Klingenberg ...und wir werden sie nur meistern, wenn wir uns gemeinsam auf den Weg machen und den Mut haben, neue Ansätze zu denken. Das finden wir so positiv an „hybridge“: Alle an der Wertschöpfung Beteiligten sind involviert und probieren gemeinsam aus, wie sich Stellschrauben im System verändern lassen. Wir meistern die Herausforderungen nicht, wenn wir auf bekannten Wegen bleiben und nur die heute naheliegenden Lösungen verfolgen. Wir brauchen einen Wettbewerb um neue Ideen. Das betrifft technologische Innovationen, das betrifft zum Beispiel auch die Frage, wie wir unseren Wasserstoff-Bedarf stillen. Da werden wir um Importe grüner Gase nicht herumkommen. Das kann grüner oder blauer Wasserstoff sein, aber vielleicht auch Ammoniak, Methanol oder grünes Methan, das wir in Wasserstoff umwandeln? Bei diesen Fragen stehen wir ganz am Anfang.

Kaendler Die Energiewende ist mit einem Lernprozess verbunden, über den ich immer wieder staune. Das ging mir zum Beispiel so, als wir das Konzept von „hybridge“ erarbeitet haben. Wir sind damals mit neuen Partnern in Dialog getreten, darunter auch mit der Chemie- und Gasindustrie. Wir haben begonnen, über das Stromsystem hinauszudenken. Ohne heute schon sagen zu können, wie genau ein klimaneutrales Energiesystem 2050 aussieht. Aber es lohnt sich, daran jetzt gemeinsam zu arbeiten.

Welche Schritte sind nötig, um so etwas wie ein Zielbild für das Energiesystem 2050 zu entwerfen?

Kaendler Wir können uns dem in Szenarien nähern, die Energieerzeugung und -verbrauch durchspielen, abhängig von den jeweiligen Energieträgern.

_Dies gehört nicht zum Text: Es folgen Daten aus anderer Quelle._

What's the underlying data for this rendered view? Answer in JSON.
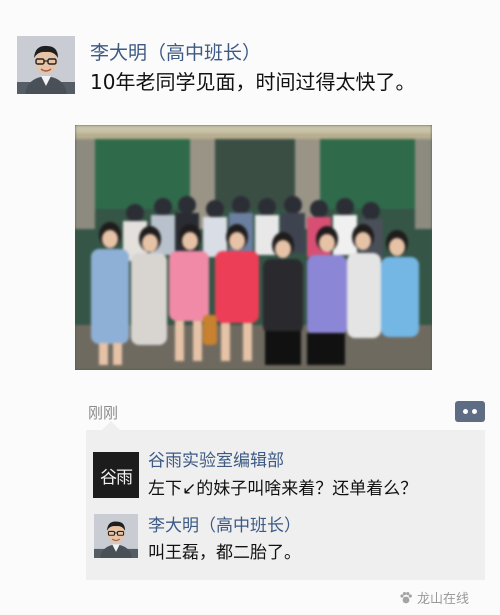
{
  "post": {
    "author_name": "李大明（高中班长）",
    "text": "10年老同学见面，时间过得太快了。",
    "timestamp": "刚刚"
  },
  "comments": [
    {
      "author_name": "谷雨实验室编辑部",
      "avatar_text": "谷雨",
      "text": "左下↙的妹子叫啥来着？还单着么？"
    },
    {
      "author_name": "李大明（高中班长）",
      "text": "叫王磊，都二胎了。"
    }
  ],
  "watermark": {
    "text": "龙山在线",
    "icon": "paw-icon"
  },
  "icons": {
    "more": "more-dots-icon"
  },
  "colors": {
    "name_link": "#3d5a85",
    "background": "#fbfbfb",
    "comment_bg": "#efefef",
    "more_button": "#5e6c84"
  }
}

Wir können uns anschauen, wo potenzielle Erzeuger und Verbraucher sitzen – und welche Strom-, Gas- oder Wasserstoff-Infrastrukturen Deutschland benötigt, um sie miteinander zu verbinden. Und wir können uns fragen, wie das Ganze optimal betrieben wird. Also auch, welche Flexibilität es bei Strom- und Gasanwendungen gibt. Das alles machen wir gerade mit Partnern in unserem Projekt „Systemvision 2050“.

Klingenberg In Ihrem Bild möchte ich einen Baustein hervorheben: Wir brauchen so etwas wie einen Wasserstoff-Marktplatz in Europa. Den gibt es noch nicht. Dort könnten sich Anbieter von Strom, Gas und Wasserstoff mit Nachfragern nach Strom, Gas und Wasserstoff treffen und marktgerechte Preise auch für die wechselseitige Umwandlung der Energieträger finden.

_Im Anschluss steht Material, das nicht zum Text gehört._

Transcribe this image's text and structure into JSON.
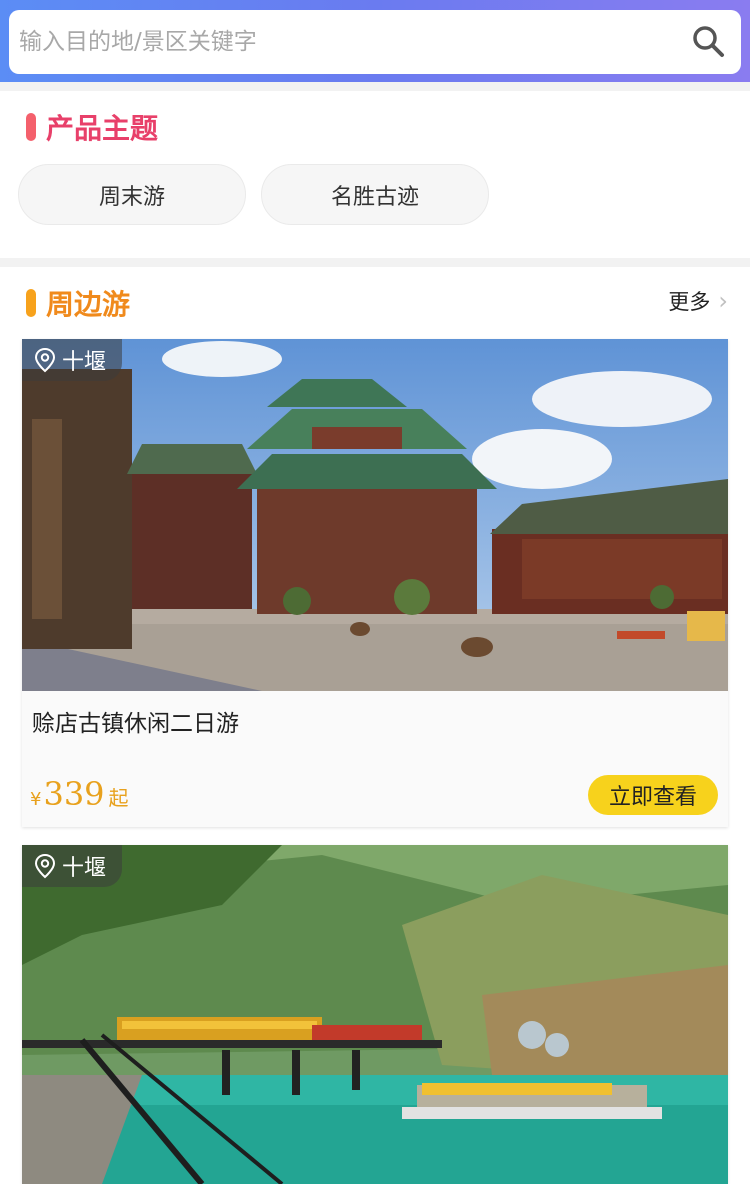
{
  "search": {
    "placeholder": "输入目的地/景区关键字"
  },
  "theme_section": {
    "title": "产品主题",
    "accent": "#f4606c",
    "title_color": "#e8406a",
    "tags": [
      "周末游",
      "名胜古迹"
    ]
  },
  "nearby_section": {
    "title": "周边游",
    "accent": "#f7a21c",
    "title_color": "#f08a1c",
    "more_label": "更多"
  },
  "cards": [
    {
      "location": "十堰",
      "title": "赊店古镇休闲二日游",
      "currency": "¥",
      "price": "339",
      "price_suffix": "起",
      "button_label": "立即查看"
    },
    {
      "location": "十堰"
    }
  ]
}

Kaendler Ein interessanter Baustein. Bisher gibt es getrennte Märkte für Strom und für Gas. Durch einen gemeinsamen Marktplatz könnten nachfragende Unternehmen zwischen Strom und Wasserstoff optimieren. Das ist im Grunde das, was wir von einem integrierten und sektorenübergreifenden Energiesystem erwarten. Ein solcher Marktplatz könnte die Flexibilität schaffen, damit für alle immer genug Energie da ist.

Der Weg zur Klimaneutralität verlangt Weichenstellungen. Bitte antworten Sie stichwortartig: Was wünschen Sie sich von der deutschen Politik?

Klingenberg Wir wünschen uns Unterstützung in diesen Punkten: Wir brauchen unsagbar viel erneuerbare Energie, die uns verlässlich zur Verfügung steht. Wir brauchen einen niedrigen Strompreis, um wettbewerbsfähig produzieren zu können. Und wir brauchen neben der Offenheit für neue Ideen einen dauerhaften Kompass, damit wir unsere Investitionen richtig steuern können.

Kaendler Auch Amprion setzt auf mehr erneuerbare Energien, vor allem im Offshore-Bereich. Wir müssen den Strom zu den Kunden bringen und brauchen den Netzausbau. Und wir brauchen die Offenheit für systemische Lösungen wie „hybridge“, um das Energiesystem über Strom hinauszudenken und mitzugestalten.